C’è da rimanere sbalorditi quando si sente dire che l’elezione diretta del premier da parte del popolo è la vera democrazia perché esclude i “giochi di Palazzo” e dà la parola al popolo sovrano. In primo luogo, perché il popolo, non è un’entità monolitica che agisce “come un sol uomo”. Il corpo elettorale è composito, variegato, portatore di interessi contrapposti che possono, appunto, confrontarsi in un Parlamento (soluzione che pare assai più democratica a chi scrive). In secondo luogo, per ammissione implicita dei riformatori stessi, il premier non sarebbe eletto neppure dalla maggioranza del corpo elettorale, infatti, la modifica costituzionale stabilisce un premio di maggioranza del 55%. La riscrittura dell’art. 92 non fissa neppure una soglia minima per accedere al premio, elemento che almeno era previsto dall’Italicum, per quanto fosse irragionevole in caso di ballottaggio tra le due liste più votate. Gli accordi tra le parti, infine, sono essenziali alla politica e qualificarli spregiativamente come “giochi di Palazzo” è soltanto una strategia comunicativa.

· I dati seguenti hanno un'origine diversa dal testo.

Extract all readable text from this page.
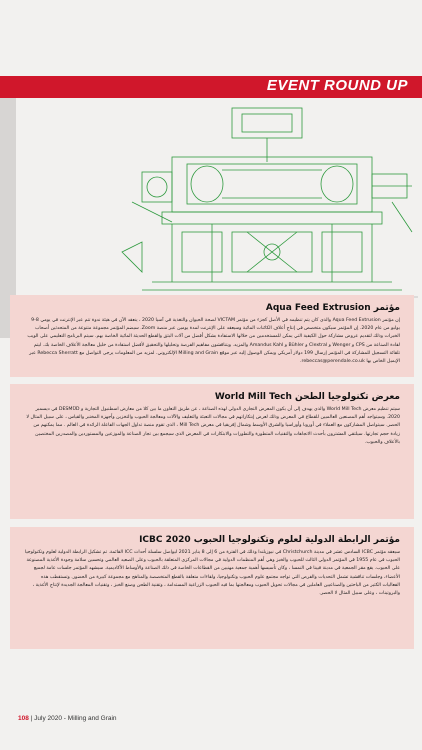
EVENT ROUND UP
مؤتمر Aqua Feed Extrusion

إن مؤتمر Aqua Feed Extrusion والذي كان يتم تنظيمه في الأصل كجزء من مؤتمر VICTAM لصحة الحيوان والتغذية في آسيا 2020 ، ينعقد الآن في هيئة ندوة تتم عبر الإنترنت في يومي 8-9 يوليو من عام 2020. إن المؤتمر سيكون متخصص في إنتاج أعلاف الكائنات المائية وسيعقد على الإنترنت لمدة يومين عبر منصة Zoom. سيضم المؤتمر مجموعة متنوعة من المتحدثين أصحاب الخبرات وذلك لتقديم عروض مشاركة حول الكيفية التي يمكن للمستخدمين من خلالها الاستفادة بشكل أفضل من آلات البثق والقطع الحديثة المائية الخاصة بهم. سيتم البرنامج التعليمي على الويب لقادة الصناعة من CPS و Wenger و Clextral و Bühler و Amandus Kahl والمزيد. ويتناقشون مفاهيم الفرصة وتحليلها والتحقيق لأفضل استفادة من خليل معالجة الأعلاف الخاصة بك. ليتم تلقائة التسجيل للمشاركة في المؤتمر إرسال 199 دولار أمريكي ويمكن الوصول إليه عبر موقع Milling and Grain الإلكتروني. لمزيد من المعلومات يرجى التواصل مع Rebecca Sherratt عبر الإيميل الخاص بها rebeccas@perendale.co.uk.

معرض تكنولوجيا الطحن World Mill Tech

سيتم تنظيم معرض World Mill Tech والذي يهدف إلى أن يكون المعرض التجاري الدولي لهذه الصناعة ، عن طريق التعاون ما بين كلا من معارض اسطنبول التجارية و DESMÜD في ديسمبر 2020. وسيتواجد أهم المصنعين العالميين للقطاع في المعرض وذلك لعرض إبتكاراتهم في مجالات التعبئة والتغليف والآلات ومعالجة الحبوب والتخزين وأجهزة المختبر والقياس ، على سبيل المثال لا الحصر. سيتواصل المشاركون مع العملاء في أوروبا وأوراسيا والشرق الأوسط وشمال إفريقيا في معرض Mill Tech ، الذي تقوم منصة تداول الجهات الفاعلة الرائدة في العالم . مما يمكنهم من زيادة حجم تجارتها. سيلتقي المشترون بأحدث الاتجاهات والتقنيات المتطورة والتطورات والابتكارات في المعرض الذي سيجمع بين تجار الصناعة والموزعين والمستوردين والمصدرين المختصين بالأعلاف والحبوب.

مؤتمر الرابطة الدولية لعلوم وتكنولوجيا الحبوب ICBC 2020

سيعقد مؤتمر ICBC السادس عشر في مدينة Christchurch في نيوزيلندا وذلك في الفترة من 6 إلى 8 يناير 2021 ليواصل سلسلة أحداث ICC القائمة. تم تشكيل الرابطة الدولية لعلوم وتكنولوجيا الحبوب في عام 1955 في المؤتمر الدولي الثالث للحبوب والخبز وهي أهم المنظمات الدولية في مجالات المركزي المتعلقة بالحبوب وعلى الصعيد العالمي وتحسين سلامة وجودة الأغذية المصنوعة على الحبوب. يقع مقر الجمعية في مدينة فيينا في النمسا ، وكان تأسيسها أهمية جمعية مهنيين من القطاعات الخاصة في ذلك الصناعة والأوساط الأكاديمية. سيشهد المؤتمر جلسات عامة لجميع الأعضاء، وجلسات تناقشية تشمل التحديات والفرص التي تواجه مجتمع علوم الحبوب وتكنولوجيا، ولقاءات متعلقة بالقطع المتخصصة والمناهج مع مجموعة كبيرة من الحضور. وتستقطب هذه الفعاليات الكثير من الباحثين والصناعيين العاملين في مجالات تحويل الحبوب ومعالجتها بما فيه الحبوب الزراعية المستدامة ، وتقنية الطحن وصنع الخبز ، وتقنيات المعالجة الجديدة لإنتاج الأغذية ، والبروتينات ، وعلى سبيل المثال لا الحصر.

108 | July 2020 - Milling and Grain
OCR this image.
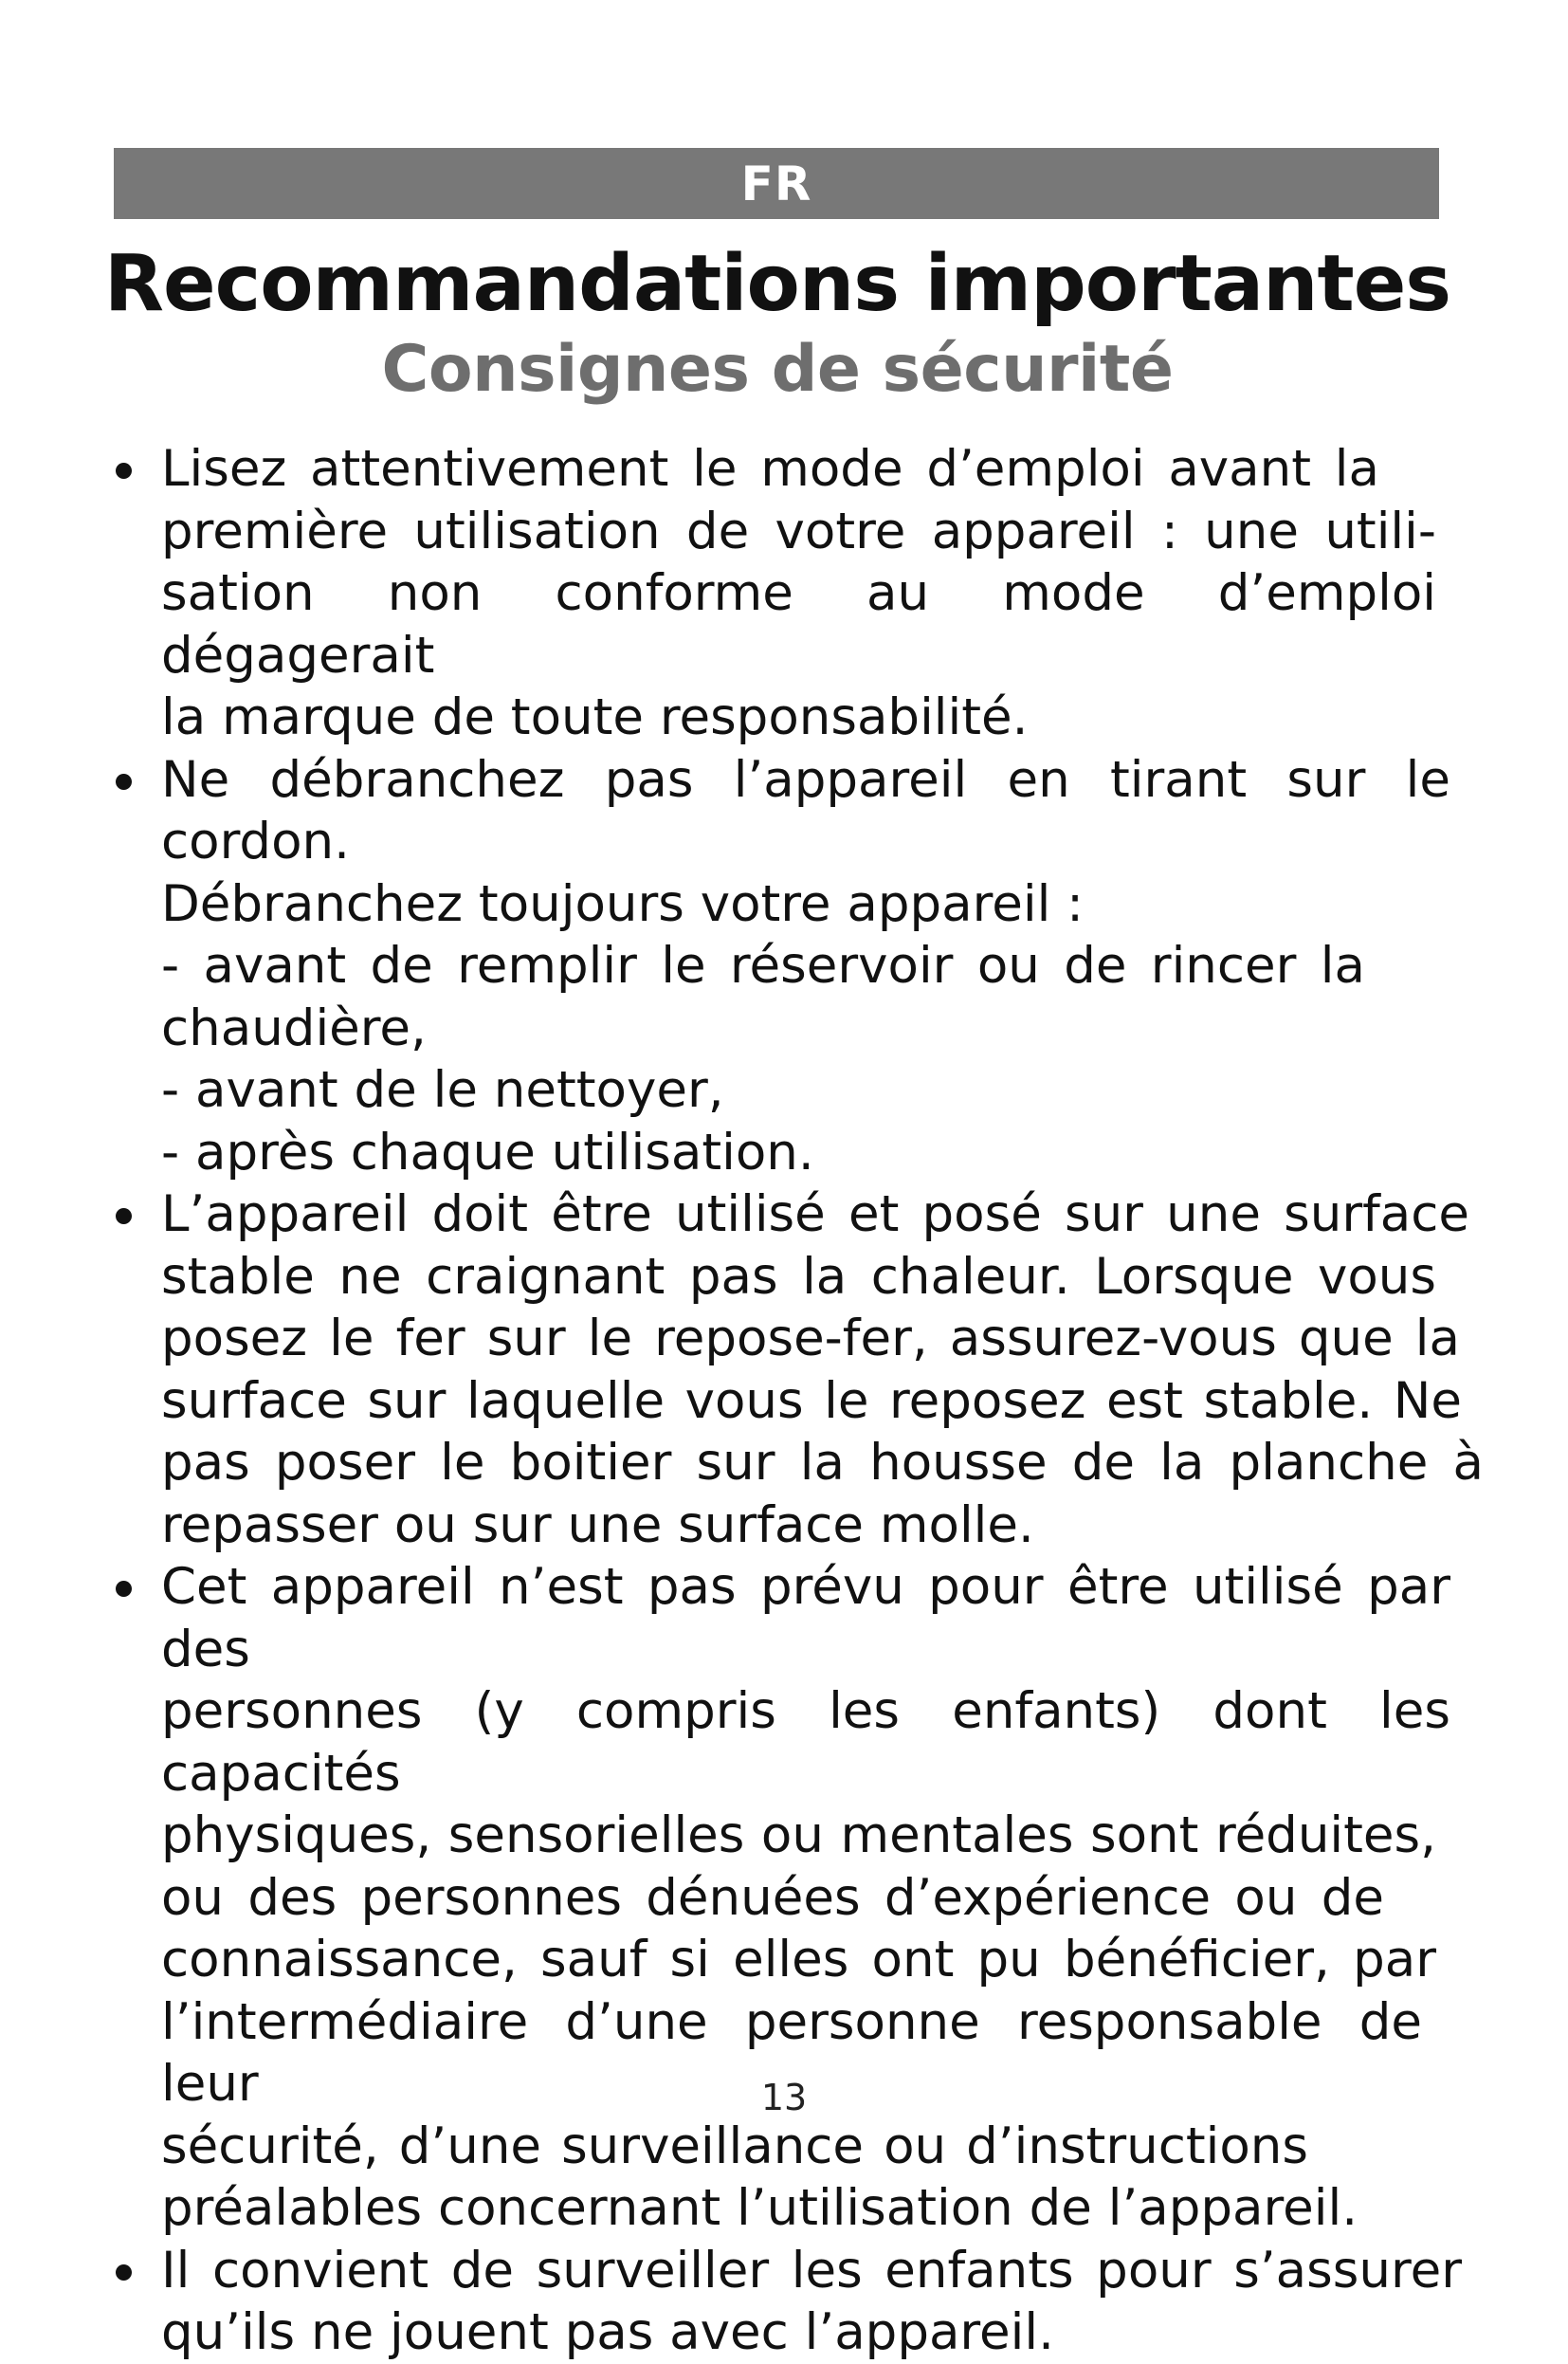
FR
Recommandations importantes
Consignes de sécurité
Lisez attentivement le mode d’emploi avant la
première utilisation de votre appareil : une utili-
sation non conforme au mode d’emploi dégagerait
la marque de toute responsabilité.
Ne débranchez pas l’appareil en tirant sur le cordon.
Débranchez toujours votre appareil :
- avant de remplir le réservoir ou de rincer la
chaudière,
- avant de le nettoyer,
- après chaque utilisation.
L’appareil doit être utilisé et posé sur une surface
stable ne craignant pas la chaleur. Lorsque vous
posez le fer sur le repose-fer, assurez-vous que la
surface sur laquelle vous le reposez est stable. Ne
pas poser le boitier sur la housse de la planche à
repasser ou sur une surface molle.
Cet appareil n’est pas prévu pour être utilisé par des
personnes (y compris les enfants) dont les capacités
physiques, sensorielles ou mentales sont réduites,
ou des personnes dénuées d’expérience ou de
connaissance, sauf si elles ont pu bénéficier, par
l’intermédiaire d’une personne responsable de leur
sécurité, d’une surveillance ou d’instructions
préalables concernant l’utilisation de l’appareil.
Il convient de surveiller les enfants pour s’assurer
qu’ils ne jouent pas avec l’appareil.
13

Come già argomentato, all’opposto, la riforma rischia di non centrare neppure l’obiettivo di quella stabilità di governo che, secondo il martellamento mediatico a cui siamo sottoposti da parecchi lustri, sarebbe uno tra i peggiori mali che affliggono il nostro Paese.
Si deve infine osservare che con il 43,8% dei suffragi già oggi la maggioranza di governo ha ottenuto all’incirca il 58-59% dei seggi parlamentari (59,25% alla Camera e 57,5% al Senato), per effetto della legge elettorale Rosato (maggioritaria uninominale al 37%). Poiché l’attuale Esecutivo non sembra né traballante, né “ribaltonabile”, c’è da chiedersi che senso abbia questa riforma costituzionale di cui ben pochi concittadini sentono il bisogno.